Pourquoi les courbettes de l’Irlande face à Israël constituent-elles une trahison ?

Le gouvernement irlandais ne tolérera pas la vérité sur la façon dont il se met à plat ventre devant Israël. Telle est la conclusion inévitable qui ressort des efforts consentis par le ministère des Affaires étrangères de l’Irlande en vue de museler l’avocate des droits de l’homme, Susan Power.

Rassemblement devant l'ambassade israélienne à Dublin le 15 mai 2021, une des nombreuses protestations contre les crimes israéliens qui ont été organisé dans le pays. (Photo : Sam Boal)

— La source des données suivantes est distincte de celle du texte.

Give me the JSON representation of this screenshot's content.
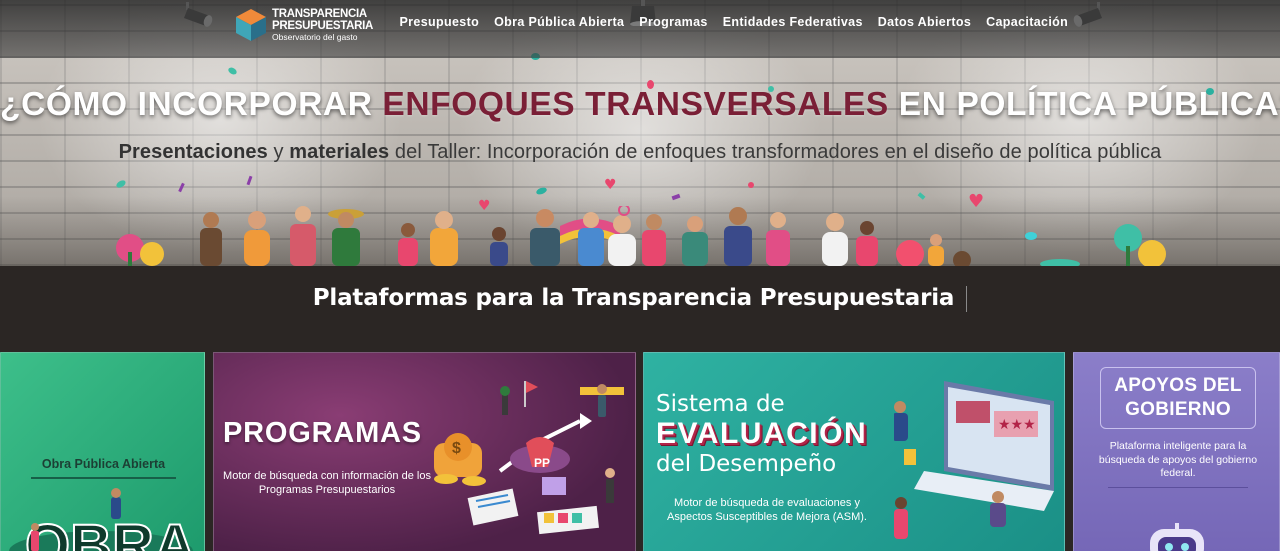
{
  "logo": {
    "line1": "TRANSPARENCIA",
    "line2": "PRESUPUESTARIA",
    "line3": "Observatorio del gasto"
  },
  "nav": {
    "items": [
      {
        "label": "Presupuesto"
      },
      {
        "label": "Obra Pública Abierta"
      },
      {
        "label": "Programas"
      },
      {
        "label": "Entidades Federativas"
      },
      {
        "label": "Datos Abiertos"
      },
      {
        "label": "Capacitación"
      }
    ]
  },
  "hero": {
    "headline_pre": "¿CÓMO INCORPORAR ",
    "headline_accent": "ENFOQUES TRANSVERSALES",
    "headline_post": " EN POLÍTICA PÚBLICA?",
    "sub_b1": "Presentaciones",
    "sub_y": " y ",
    "sub_b2": "materiales",
    "sub_rest": " del Taller: Incorporación de enfoques transformadores en el diseño de política pública"
  },
  "section": {
    "title": "Plataformas para la Transparencia Presupuestaria"
  },
  "cards": {
    "obra": {
      "title": "Obra Pública Abierta",
      "art_text": "OBRA"
    },
    "programas": {
      "title": "PROGRAMAS",
      "description": "Motor de búsqueda con información de los Programas Presupuestarios",
      "art_badge": "PP"
    },
    "sed": {
      "title_line1": "Sistema de",
      "title_line2": "EVALUACIÓN",
      "title_line3": "del Desempeño",
      "description": "Motor de búsqueda de evaluaciones y Aspectos Susceptibles de Mejora (ASM)."
    },
    "apoyos": {
      "title_line1": "APOYOS DEL",
      "title_line2": "GOBIERNO",
      "description": "Plataforma inteligente para la búsqueda de apoyos del gobierno federal."
    }
  },
  "colors": {
    "accent_maroon": "#7a1f36",
    "band_bg": "#2b2624",
    "obra_green": "#2bb07e",
    "programas_purple": "#6a2c5f",
    "sed_teal": "#23a396",
    "apoyos_violet": "#8072c0"
  },
  "icons": [
    "spotlight-icon",
    "logo-cube-icon",
    "heart-icon",
    "robot-icon"
  ]
}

Rassemblement devant l’ambassade israélienne à Dublin le 15 mai 2021, une des nombreuses protestations contre les crimes israéliens qui ont été organisé dans le pays. (Photo : Sam Boal)

David Cronin, 24 septembre 2021

C’est à juste titre que Power s’était mise en colère après la lecture d’un immonde article publié en juin dans The Jerusalem Post.

Rédigé par Kyle O’Sullivan, l’ambassadeur d’Irlande à Tel-Aviv, l’article reniait en effet les nombres importants de ses compatriotes qui avaient protesté contre l’offensive israélienne de 11 jours contre Gaza le mois précédent.  

Certains Irlandais, prétendait O’Sullivan,

« ont une vision émotive et simpliste du conflit israélo-palestinien ».

Pourtant, le gouvernement de Dublin, écrivait-il,

« a toujours soutenu le droit à l’existence d’Israël, y compris son caractère juif ».

Tweetant sa réponse, Power avait invité « les sionistes irlandais » à Tel-Aviv à retirer leur article, le qualifiant de « trahison ». Elle avait exigé que des excuses officielles soient publiées à l’adresse des Irlandais et des Palestiniens une fois que l’article aurait été retiré.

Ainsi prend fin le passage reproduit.